Esistono nelle forme di arredo urbano manufatti destinati, in determinati contesti, a trasformarsi in modelli archetipici, divenendo quasi oggetti calati dal cielo in un illud tempus metastorico e mitico, al pari della pietra nera alla Kaaba o di un menhir neolitico a Stonehenge.

Così pare essere avvenuto anche a Messina, città che in quanto a sperimentazioni è ormai chiaro che non si faccia mancare niente. Da una graticola-madre, l’ur graticola di Piazza Cairoli, sono scaturite altre creature consimili, le graticole che adornano e punteggiano il lungomare di via Libertà, zona Ringo per intenderci: quattro strutture che stanno lì cercando di convincerci di servire a qualcosa. A cosa serviranno? Probabilmente tale dato sfugge anche a chi le ha pensate, progettate, finanziate, realizzate. Stanno erette lungo il viale, a cadenza regolare, quasi fossero in attesa ognuna del suo bel ciclope che vi ponga sopra delle enormi costate di maiale e poi vi accenda sotto un fuoco adeguato per arrostirle.
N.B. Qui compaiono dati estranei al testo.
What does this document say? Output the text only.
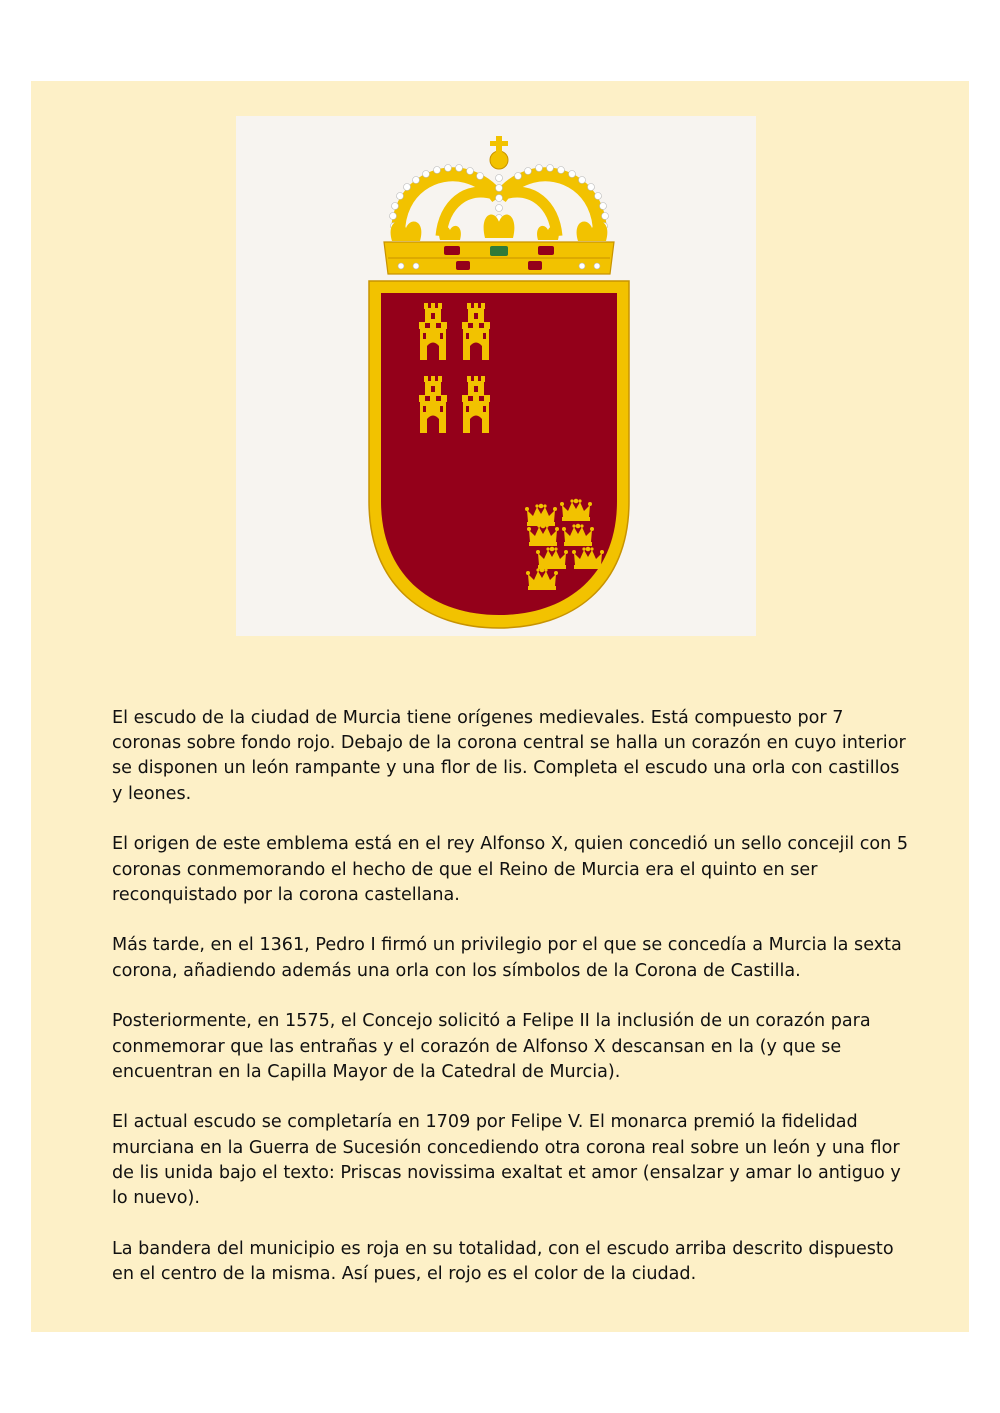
El escudo de la ciudad de Murcia tiene orígenes medievales. Está compuesto por 7 coronas sobre fondo rojo. Debajo de la corona central se halla un corazón en cuyo interior se disponen un león rampante y una flor de lis. Completa el escudo una orla con castillos y leones.

El origen de este emblema está en el rey Alfonso X, quien concedió un sello concejil con 5 coronas conmemorando el hecho de que el Reino de Murcia era el quinto en ser reconquistado por la corona castellana.

Más tarde, en el 1361, Pedro I firmó un privilegio por el que se concedía a Murcia la sexta corona, añadiendo además una orla con los símbolos de la Corona de Castilla.

Posteriormente, en 1575, el Concejo solicitó a Felipe II la inclusión de un corazón para conmemorar que las entrañas y el corazón de Alfonso X descansan en la (y que se encuentran en la Capilla Mayor de la Catedral de Murcia).

El actual escudo se completaría en 1709 por Felipe V. El monarca premió la fidelidad murciana en la Guerra de Sucesión concediendo otra corona real sobre un león y una flor de lis unida bajo el texto: Priscas novissima exaltat et amor (ensalzar y amar lo antiguo y lo nuevo).

La bandera del municipio es roja en su totalidad, con el escudo arriba descrito dispuesto en el centro de la misma. Así pues, el rojo es el color de la ciudad.
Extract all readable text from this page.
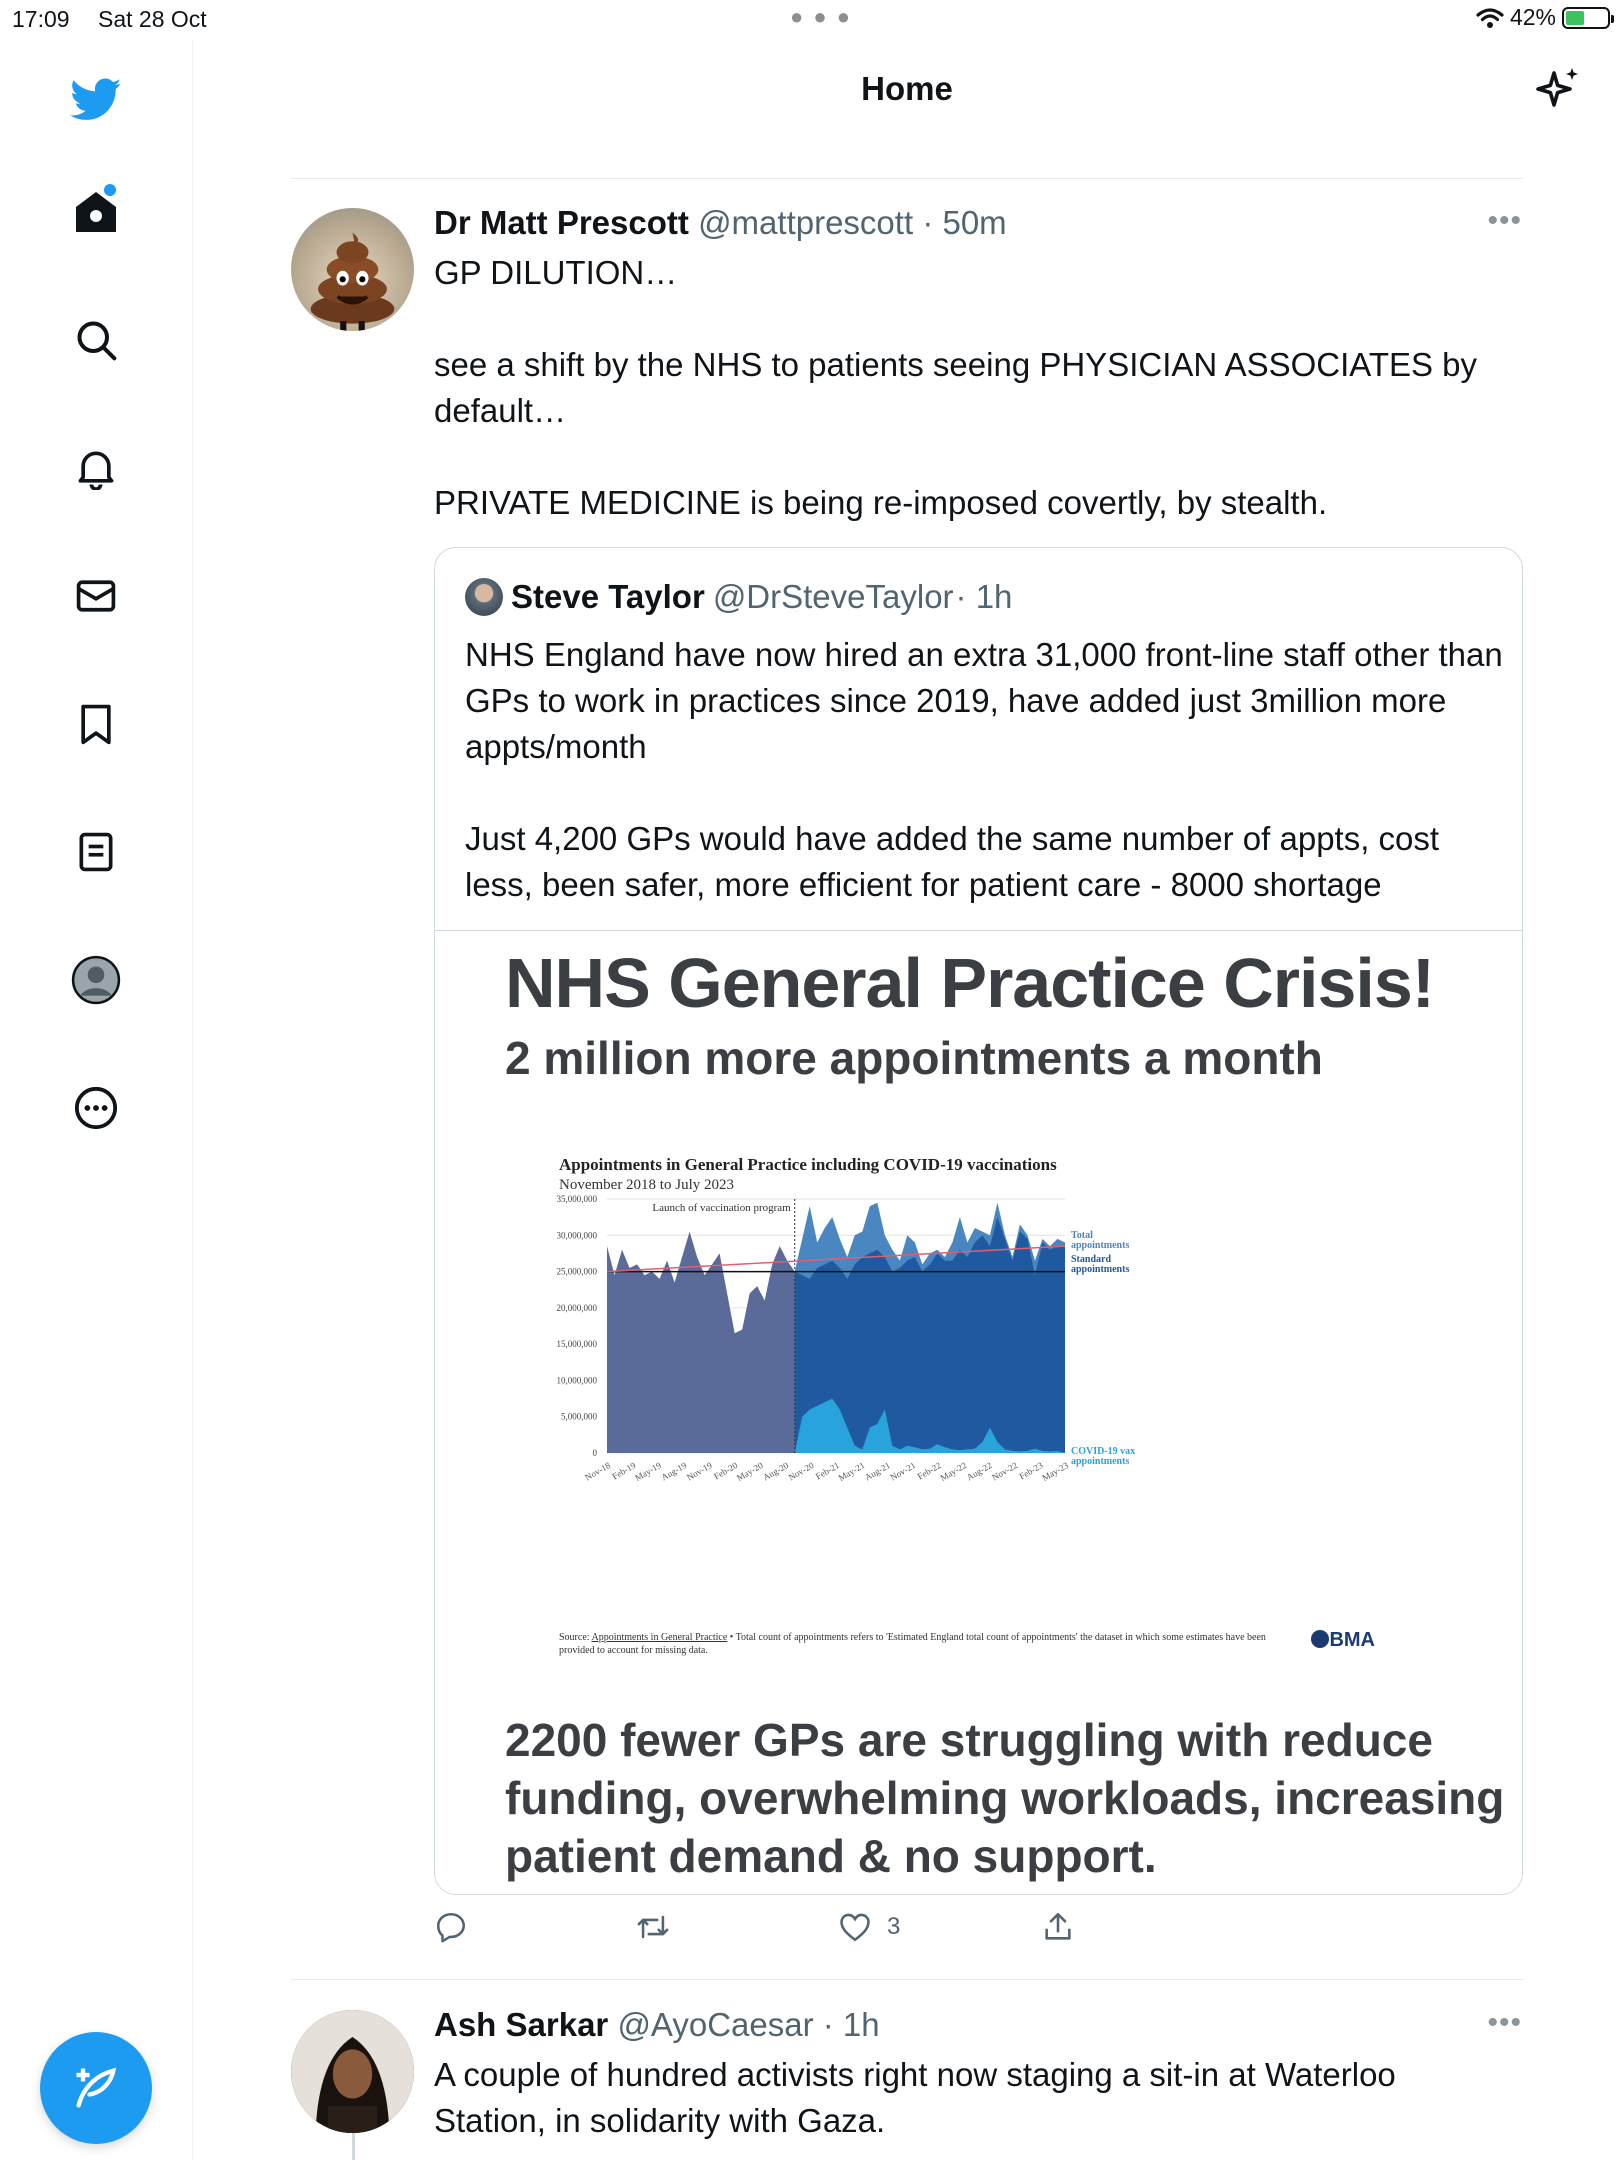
17:09 Sat 28 Oct	● ● ●	42%
Home
Dr Matt Prescott @mattprescott · 50m	•••

GP DILUTION…

see a shift by the NHS to patients seeing PHYSICIAN ASSOCIATES by default…

PRIVATE MEDICINE is being re-imposed covertly, by stealth.

Steve Taylor @DrSteveTaylor · 1h

NHS England have now hired an extra 31,000 front-line staff other than GPs to work in practices since 2019, have added just 3million more appts/month

Just 4,200 GPs would have added the same number of appts, cost less, been safer, more efficient for patient care - 8000 shortage

NHS General Practice Crisis!
2 million more appointments a month
Appointments in General Practice including COVID-19 vaccinations
November 2018 to July 2023
35,000,000
30,000,000
25,000,000
20,000,000
15,000,000
10,000,000
5,000,000
0
Launch of vaccination program
Nov-18
Feb-19
May-19
Aug-19
Nov-19
Feb-20
May-20
Aug-20
Nov-20
Feb-21
May-21
Aug-21
Nov-21
Feb-22
May-22
Aug-22
Nov-22
Feb-23
May-23
Total
appointments
Standard
appointments
COVID-19 vax
appointments
Source: Appointments in General Practice • Total count of appointments refers to 'Estimated England total count of appointments' the dataset in which some estimates have been provided to account for missing data.	BMA
2200 fewer GPs are struggling with reduce funding, overwhelming workloads, increasing patient demand & no support.
3
Ash Sarkar @AyoCaesar · 1h	•••
A couple of hundred activists right now staging a sit-in at Waterloo Station, in solidarity with Gaza.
La tarìgghia di Piazza Cairoli funge da scenografica cornice all’osceno trenino di superficie che ci ostiniamo a chiamare tram, quello che da anni imbruttisce vieppiù la nostra città già di per sé poco amena. Le quattro tarìgghie del litorale nord (che potrebbero poeticamente adombrare il monolite di 2001 Odissea nello spazio) forse attendono ancora di conoscere il proprio reale télos. Si propongono probabilmente come objets trouvés posti proprio per ricordare che l’arte – lo diceva Marshall McLuhan – è qualcosa con cui la si può sempre fare franca.